Depuis cette étude, afin de prévenir les abus, l’Ademe redouble de vigilance. Désormais, des contrôles périodiques sont effectués sur les appareils a posteriori. Il s’agit de prélever un échantillon de modèles parmi le plus vendus, afin de tester leurs performances énergétiques et environnementales. La première série de contrôles a été lancée en 2010. Le SER communique : « Sur douze appareils testés, neuf, conservent leur classe d’origine, deux gagnent une étoile, et un appareil se trouve rétrogradé en classe quatre étoiles. » De plus, une convention a été signée le 2 décembre entre Flamme verte et le réseau d’installateurs Qualibois. En communiquant conjointement sur ces deux labels, le SER espère sensibiliser les consommateurs : la qualité de l’installation est aussi importante que celle de l’appareil en lui-même pour optimiser ses performances.

Toutefois, malgré des efforts de transparence et de visibilité, le label Flamme verte ne semble pas être le critère déterminant pour les consommateurs. En témoigne Patrick Parioleau, responsable du service pose au Castorama de Dijon : « Tous les poêles vendus chez nous sont labellisés. Les clients ne demandent pas expressément du Flamme verte, mais surtout des appareils éligibles au crédit d’impôt. » Une incitation financière en passe d’être nettement diminuée[2]. Or, l’argument phare de Flamme verte repose sur la possibilité de prétendre au crédit d’impôt (même si le label n’en n’a pas le monopole).

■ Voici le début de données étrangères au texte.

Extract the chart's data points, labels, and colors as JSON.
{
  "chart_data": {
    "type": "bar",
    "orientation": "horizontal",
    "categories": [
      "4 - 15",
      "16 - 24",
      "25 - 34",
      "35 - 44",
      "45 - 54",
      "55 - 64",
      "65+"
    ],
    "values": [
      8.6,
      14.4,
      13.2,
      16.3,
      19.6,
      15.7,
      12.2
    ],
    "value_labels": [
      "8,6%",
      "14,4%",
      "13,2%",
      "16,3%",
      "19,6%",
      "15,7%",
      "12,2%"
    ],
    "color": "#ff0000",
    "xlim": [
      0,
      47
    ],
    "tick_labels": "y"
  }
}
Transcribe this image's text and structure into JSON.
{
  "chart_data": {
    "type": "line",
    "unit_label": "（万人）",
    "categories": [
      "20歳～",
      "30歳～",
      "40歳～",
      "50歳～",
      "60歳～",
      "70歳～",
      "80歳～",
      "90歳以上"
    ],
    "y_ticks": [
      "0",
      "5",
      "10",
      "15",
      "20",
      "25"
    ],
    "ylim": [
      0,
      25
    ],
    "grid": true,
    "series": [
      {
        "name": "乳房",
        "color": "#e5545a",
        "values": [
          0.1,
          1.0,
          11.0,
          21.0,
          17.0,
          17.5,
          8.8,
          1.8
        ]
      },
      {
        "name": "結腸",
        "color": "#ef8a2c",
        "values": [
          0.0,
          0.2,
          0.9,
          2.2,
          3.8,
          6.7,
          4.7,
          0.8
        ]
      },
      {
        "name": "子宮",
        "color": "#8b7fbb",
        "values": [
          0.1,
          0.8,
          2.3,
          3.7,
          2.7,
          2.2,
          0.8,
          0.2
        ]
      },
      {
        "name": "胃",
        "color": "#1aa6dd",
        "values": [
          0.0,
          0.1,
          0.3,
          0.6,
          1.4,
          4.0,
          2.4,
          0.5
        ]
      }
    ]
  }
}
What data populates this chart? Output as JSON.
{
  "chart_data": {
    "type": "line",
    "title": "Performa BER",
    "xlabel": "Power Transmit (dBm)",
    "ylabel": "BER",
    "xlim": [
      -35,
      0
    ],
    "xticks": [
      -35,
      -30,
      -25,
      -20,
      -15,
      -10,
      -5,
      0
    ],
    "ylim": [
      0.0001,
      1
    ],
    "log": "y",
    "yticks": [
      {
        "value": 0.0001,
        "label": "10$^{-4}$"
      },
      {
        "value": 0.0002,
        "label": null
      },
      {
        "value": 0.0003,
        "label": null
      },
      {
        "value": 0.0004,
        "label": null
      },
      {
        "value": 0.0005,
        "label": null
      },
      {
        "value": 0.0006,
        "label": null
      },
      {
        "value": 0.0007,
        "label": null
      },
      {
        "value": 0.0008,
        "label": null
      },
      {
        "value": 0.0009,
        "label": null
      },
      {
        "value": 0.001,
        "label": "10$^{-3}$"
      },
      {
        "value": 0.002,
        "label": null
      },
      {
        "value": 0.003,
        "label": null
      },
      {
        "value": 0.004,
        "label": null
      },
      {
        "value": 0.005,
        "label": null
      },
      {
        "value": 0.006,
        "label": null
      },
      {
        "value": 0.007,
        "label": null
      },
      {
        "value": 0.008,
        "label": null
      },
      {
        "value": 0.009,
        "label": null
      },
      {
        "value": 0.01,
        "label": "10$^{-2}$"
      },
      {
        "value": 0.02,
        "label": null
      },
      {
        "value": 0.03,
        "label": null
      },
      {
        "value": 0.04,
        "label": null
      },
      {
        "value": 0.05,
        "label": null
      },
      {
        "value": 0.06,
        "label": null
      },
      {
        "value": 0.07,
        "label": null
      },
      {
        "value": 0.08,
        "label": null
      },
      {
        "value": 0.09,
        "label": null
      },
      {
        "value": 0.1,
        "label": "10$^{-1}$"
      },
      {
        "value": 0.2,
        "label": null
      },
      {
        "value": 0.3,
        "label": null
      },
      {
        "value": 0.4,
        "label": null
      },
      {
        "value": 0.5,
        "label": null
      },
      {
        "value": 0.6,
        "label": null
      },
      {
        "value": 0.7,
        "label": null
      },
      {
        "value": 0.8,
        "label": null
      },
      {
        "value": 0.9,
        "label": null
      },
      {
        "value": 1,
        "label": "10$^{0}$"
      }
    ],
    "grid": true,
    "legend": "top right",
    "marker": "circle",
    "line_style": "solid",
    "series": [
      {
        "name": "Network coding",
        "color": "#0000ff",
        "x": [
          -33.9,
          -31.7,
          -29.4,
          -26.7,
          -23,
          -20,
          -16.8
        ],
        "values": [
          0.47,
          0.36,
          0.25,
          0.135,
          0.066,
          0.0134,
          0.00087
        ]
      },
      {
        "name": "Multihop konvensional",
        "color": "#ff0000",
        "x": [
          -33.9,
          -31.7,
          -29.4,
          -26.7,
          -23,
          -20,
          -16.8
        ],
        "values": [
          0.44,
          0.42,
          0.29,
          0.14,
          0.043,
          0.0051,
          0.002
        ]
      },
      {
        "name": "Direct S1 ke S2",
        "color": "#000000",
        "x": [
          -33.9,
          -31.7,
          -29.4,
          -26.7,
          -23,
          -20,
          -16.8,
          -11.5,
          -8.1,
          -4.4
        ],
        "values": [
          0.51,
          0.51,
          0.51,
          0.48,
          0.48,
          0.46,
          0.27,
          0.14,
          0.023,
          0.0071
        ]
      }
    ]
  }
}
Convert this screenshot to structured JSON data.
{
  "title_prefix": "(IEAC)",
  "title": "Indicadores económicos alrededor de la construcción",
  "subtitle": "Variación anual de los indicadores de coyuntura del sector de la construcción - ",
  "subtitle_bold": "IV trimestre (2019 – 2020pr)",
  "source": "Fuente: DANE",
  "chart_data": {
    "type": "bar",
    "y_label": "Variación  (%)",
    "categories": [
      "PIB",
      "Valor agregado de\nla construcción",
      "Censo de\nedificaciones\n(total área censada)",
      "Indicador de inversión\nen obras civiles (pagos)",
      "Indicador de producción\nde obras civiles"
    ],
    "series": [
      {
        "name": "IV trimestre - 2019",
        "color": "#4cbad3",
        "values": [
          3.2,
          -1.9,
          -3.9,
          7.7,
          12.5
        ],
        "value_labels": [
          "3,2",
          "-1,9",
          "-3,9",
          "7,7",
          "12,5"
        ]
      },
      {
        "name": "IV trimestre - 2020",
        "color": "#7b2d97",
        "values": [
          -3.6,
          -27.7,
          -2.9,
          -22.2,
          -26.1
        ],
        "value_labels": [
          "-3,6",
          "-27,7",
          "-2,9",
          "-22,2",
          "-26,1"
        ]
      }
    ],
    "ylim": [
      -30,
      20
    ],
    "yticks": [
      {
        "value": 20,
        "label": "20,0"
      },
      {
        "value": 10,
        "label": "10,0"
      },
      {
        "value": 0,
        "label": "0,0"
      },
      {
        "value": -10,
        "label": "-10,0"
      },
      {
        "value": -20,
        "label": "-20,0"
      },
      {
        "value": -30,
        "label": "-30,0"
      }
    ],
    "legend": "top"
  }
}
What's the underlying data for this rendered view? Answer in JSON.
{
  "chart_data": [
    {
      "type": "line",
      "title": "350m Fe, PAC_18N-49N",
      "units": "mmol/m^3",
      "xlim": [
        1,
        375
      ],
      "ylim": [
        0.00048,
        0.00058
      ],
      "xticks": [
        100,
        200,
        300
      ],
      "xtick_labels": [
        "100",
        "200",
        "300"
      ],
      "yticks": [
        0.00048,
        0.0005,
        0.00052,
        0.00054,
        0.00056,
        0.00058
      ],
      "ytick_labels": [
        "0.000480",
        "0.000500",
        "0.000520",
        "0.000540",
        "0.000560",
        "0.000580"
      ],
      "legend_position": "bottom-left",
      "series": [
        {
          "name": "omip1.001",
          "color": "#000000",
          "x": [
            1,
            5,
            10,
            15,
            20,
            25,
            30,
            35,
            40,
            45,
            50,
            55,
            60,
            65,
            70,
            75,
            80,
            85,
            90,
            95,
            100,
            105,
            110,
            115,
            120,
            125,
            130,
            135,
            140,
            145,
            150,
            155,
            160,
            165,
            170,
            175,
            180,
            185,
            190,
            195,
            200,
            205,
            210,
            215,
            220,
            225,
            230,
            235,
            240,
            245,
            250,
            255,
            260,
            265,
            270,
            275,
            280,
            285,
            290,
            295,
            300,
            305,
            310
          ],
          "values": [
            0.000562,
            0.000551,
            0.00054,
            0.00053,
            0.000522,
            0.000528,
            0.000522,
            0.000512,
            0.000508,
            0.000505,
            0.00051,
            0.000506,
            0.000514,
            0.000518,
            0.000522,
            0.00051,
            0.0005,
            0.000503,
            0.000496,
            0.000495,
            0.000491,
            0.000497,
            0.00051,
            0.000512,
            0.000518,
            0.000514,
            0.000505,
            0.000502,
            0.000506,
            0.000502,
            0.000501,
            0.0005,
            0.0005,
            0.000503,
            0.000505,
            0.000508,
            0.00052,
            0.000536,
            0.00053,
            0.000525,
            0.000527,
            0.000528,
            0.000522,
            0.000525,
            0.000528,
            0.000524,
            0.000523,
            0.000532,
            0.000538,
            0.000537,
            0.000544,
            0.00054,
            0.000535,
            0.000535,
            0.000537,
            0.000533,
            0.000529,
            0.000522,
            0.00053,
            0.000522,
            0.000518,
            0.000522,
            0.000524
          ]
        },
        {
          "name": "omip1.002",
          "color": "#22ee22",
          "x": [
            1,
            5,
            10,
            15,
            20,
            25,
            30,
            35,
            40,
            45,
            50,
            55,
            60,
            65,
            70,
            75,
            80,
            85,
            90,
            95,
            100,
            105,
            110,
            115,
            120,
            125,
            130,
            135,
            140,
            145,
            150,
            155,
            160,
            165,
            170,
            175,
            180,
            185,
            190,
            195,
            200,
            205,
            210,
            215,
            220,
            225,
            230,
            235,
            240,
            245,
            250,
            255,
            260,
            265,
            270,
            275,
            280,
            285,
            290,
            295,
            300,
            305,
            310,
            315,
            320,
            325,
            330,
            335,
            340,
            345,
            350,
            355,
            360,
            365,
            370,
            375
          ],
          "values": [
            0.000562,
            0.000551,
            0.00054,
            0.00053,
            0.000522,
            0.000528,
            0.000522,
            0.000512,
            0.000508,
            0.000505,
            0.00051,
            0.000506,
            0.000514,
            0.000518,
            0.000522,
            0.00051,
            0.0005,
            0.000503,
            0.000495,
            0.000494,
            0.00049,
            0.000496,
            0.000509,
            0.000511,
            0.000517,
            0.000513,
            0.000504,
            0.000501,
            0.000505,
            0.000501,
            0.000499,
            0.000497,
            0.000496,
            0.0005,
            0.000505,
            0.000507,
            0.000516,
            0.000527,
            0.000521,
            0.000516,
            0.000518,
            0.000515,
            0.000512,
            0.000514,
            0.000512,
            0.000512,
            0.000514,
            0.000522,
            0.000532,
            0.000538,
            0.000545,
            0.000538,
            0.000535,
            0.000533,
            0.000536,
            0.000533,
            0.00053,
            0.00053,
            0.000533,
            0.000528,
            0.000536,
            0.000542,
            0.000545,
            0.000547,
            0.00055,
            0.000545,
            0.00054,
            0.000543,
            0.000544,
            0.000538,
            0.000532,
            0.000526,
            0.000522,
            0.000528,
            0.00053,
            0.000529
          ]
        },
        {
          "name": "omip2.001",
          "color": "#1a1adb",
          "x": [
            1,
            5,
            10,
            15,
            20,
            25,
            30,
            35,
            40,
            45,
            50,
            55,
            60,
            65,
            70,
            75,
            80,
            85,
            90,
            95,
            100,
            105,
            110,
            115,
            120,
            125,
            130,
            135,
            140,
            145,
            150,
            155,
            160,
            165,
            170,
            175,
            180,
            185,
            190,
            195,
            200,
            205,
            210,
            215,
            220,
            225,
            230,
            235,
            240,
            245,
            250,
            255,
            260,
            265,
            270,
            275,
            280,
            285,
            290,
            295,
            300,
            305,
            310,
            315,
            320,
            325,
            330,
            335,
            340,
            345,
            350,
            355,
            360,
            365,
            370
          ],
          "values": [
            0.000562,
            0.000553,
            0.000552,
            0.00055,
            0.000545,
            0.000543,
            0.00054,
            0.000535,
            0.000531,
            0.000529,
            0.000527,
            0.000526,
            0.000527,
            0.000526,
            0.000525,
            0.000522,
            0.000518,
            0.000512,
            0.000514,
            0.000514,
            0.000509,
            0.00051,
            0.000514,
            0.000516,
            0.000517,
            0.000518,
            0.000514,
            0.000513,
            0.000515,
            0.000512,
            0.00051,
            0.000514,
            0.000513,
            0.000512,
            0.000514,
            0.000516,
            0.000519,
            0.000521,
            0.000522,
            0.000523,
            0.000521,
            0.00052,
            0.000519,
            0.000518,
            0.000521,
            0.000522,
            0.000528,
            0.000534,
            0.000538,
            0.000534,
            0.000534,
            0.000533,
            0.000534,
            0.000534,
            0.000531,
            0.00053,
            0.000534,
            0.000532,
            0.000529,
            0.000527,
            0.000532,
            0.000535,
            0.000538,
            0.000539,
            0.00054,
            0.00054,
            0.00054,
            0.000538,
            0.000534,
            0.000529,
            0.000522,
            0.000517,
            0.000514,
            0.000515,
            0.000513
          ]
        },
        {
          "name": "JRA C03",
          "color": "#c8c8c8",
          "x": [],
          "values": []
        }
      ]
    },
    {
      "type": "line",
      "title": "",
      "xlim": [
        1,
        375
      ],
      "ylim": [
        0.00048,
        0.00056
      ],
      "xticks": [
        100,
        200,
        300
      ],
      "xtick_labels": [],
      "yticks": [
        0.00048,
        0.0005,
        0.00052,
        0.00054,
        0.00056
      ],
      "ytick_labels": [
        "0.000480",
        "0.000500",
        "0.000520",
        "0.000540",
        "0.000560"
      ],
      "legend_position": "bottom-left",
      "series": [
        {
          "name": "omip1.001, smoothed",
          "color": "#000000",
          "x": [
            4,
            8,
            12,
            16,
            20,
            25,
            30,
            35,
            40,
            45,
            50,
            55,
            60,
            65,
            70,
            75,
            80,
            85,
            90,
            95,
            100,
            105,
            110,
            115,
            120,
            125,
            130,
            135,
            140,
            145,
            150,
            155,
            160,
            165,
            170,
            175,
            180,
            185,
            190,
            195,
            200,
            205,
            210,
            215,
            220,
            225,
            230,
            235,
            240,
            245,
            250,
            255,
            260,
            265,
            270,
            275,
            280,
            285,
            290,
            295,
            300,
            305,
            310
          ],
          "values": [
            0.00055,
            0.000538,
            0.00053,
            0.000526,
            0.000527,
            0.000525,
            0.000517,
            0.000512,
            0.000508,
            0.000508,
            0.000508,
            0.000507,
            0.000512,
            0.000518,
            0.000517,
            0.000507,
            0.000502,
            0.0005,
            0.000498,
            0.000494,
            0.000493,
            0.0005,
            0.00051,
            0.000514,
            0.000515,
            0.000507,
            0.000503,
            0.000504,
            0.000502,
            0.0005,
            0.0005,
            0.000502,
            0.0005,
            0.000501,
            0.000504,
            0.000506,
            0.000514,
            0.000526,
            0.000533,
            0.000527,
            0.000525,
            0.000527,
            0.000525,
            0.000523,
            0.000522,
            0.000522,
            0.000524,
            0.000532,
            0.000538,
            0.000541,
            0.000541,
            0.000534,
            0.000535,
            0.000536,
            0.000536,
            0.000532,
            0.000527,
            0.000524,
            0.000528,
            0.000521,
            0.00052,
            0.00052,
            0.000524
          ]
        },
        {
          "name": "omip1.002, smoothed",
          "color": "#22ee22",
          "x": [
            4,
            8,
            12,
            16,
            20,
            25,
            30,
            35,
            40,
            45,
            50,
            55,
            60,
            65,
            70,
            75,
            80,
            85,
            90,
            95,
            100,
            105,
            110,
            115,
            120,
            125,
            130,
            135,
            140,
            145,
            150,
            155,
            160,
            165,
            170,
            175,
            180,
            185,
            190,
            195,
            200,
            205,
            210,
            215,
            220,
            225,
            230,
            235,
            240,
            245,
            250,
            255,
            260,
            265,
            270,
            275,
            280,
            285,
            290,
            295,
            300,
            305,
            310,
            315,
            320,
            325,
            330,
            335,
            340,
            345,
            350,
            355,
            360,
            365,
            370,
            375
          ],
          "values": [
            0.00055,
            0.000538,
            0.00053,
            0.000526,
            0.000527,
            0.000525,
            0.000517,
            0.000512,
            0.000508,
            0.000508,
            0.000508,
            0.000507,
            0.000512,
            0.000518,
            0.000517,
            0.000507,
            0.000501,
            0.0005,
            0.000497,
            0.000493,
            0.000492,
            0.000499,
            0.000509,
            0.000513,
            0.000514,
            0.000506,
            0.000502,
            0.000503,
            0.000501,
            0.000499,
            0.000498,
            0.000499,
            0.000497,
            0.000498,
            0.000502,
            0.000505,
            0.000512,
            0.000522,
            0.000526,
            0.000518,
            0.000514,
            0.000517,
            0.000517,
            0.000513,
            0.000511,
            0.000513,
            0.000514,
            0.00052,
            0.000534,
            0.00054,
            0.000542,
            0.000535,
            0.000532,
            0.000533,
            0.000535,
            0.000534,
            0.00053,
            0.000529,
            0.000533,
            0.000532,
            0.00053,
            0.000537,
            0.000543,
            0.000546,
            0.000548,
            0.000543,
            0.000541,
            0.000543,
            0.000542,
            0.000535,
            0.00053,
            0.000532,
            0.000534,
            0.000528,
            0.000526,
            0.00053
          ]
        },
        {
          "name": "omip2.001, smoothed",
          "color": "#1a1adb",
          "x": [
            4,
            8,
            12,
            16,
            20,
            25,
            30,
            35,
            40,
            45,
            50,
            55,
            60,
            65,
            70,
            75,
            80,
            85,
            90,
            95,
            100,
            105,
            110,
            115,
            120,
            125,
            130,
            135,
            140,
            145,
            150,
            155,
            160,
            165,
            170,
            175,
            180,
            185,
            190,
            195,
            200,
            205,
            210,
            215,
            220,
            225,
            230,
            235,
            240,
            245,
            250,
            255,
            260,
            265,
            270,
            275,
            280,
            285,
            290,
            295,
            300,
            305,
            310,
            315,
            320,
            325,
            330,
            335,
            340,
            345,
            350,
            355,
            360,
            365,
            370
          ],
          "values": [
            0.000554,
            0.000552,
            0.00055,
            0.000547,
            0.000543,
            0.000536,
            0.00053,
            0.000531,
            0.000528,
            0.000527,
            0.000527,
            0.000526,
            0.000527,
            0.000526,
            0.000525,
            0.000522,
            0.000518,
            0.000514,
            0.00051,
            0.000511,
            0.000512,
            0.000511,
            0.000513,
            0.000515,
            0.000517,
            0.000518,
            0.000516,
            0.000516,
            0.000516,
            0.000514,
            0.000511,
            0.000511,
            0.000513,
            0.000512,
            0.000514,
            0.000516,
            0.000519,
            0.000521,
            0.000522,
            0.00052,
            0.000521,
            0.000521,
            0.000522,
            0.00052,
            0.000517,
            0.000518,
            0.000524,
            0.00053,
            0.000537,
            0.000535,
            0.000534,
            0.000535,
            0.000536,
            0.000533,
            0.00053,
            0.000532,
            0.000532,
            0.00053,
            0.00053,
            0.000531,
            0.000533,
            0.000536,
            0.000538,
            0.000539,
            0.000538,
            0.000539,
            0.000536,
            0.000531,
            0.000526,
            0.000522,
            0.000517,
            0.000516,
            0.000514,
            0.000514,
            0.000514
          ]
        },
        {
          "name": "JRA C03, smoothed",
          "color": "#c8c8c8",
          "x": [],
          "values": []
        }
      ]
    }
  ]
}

Quid de son attractivité, si le crédit d’impôt diminue ? « Nous espérons que les taux resteront suffisamment incitatifs », souhaite Olivier Bertrand. « Les volumes de ventes Flamme verte se maintiennent, évalue Roland Gérard, mais on voit une tendance des consommateurs à un retour vers l’entrée de gamme. » Leur crainte demeure la même : voir Flamme verte et sa démarche qualitative vaciller par le manque d’attractivité du crédit d’impôt.

[1] NF 15250 pour les poêles de masse, NF 13229 pour les inserts, NF 12815 pour les cuisinières, NF 12809 pour les chaudières.

[2] Les seuils de base du crédit d’impôt sont réduits en 2012. Pour une première acquisition, il passe de 22 % à 19 %. Pour un remplacement, il s’élève à 32 %, contre 36 % en 2011.

Onze ans d’existence pour Flamme verte

Depuis 2000, le label Flamme verte garantit des appareils de chauffage au bois aux niveaux de performances élevées. Actuellement, il assure un taux de rendement d’au moins 70 % et des émissions de CO inférieures à 0,3 %. Mis en place par le Groupement interprofessionnels de fabricants d’appareils ménagers (Gifam) et l’Agence de l’environnement et de la maîtrise de l’énergie (Ademe), ce label concerne 80 % des 450 000 appareils de chauffage au bois vendus chaque année en France (inserts, foyers fermés, poêles, cuisinières et chaudières). Il est attribué à chaque modèle d’appareil et non à un fabricant dans sa globalité.

En 2010, le label a évolué avec un système de classification en étoiles, calculée suivant une pondération entre le rendement et les émissions de CO. Actuellement, les appareils classés trois, quatre et cinq étoiles sont labellisés. A partir de 2012, seuls les modèles quatre et cinq étoiles conserveront Flamme verte. Et enfin les cinq étoiles à l’horizon 2015.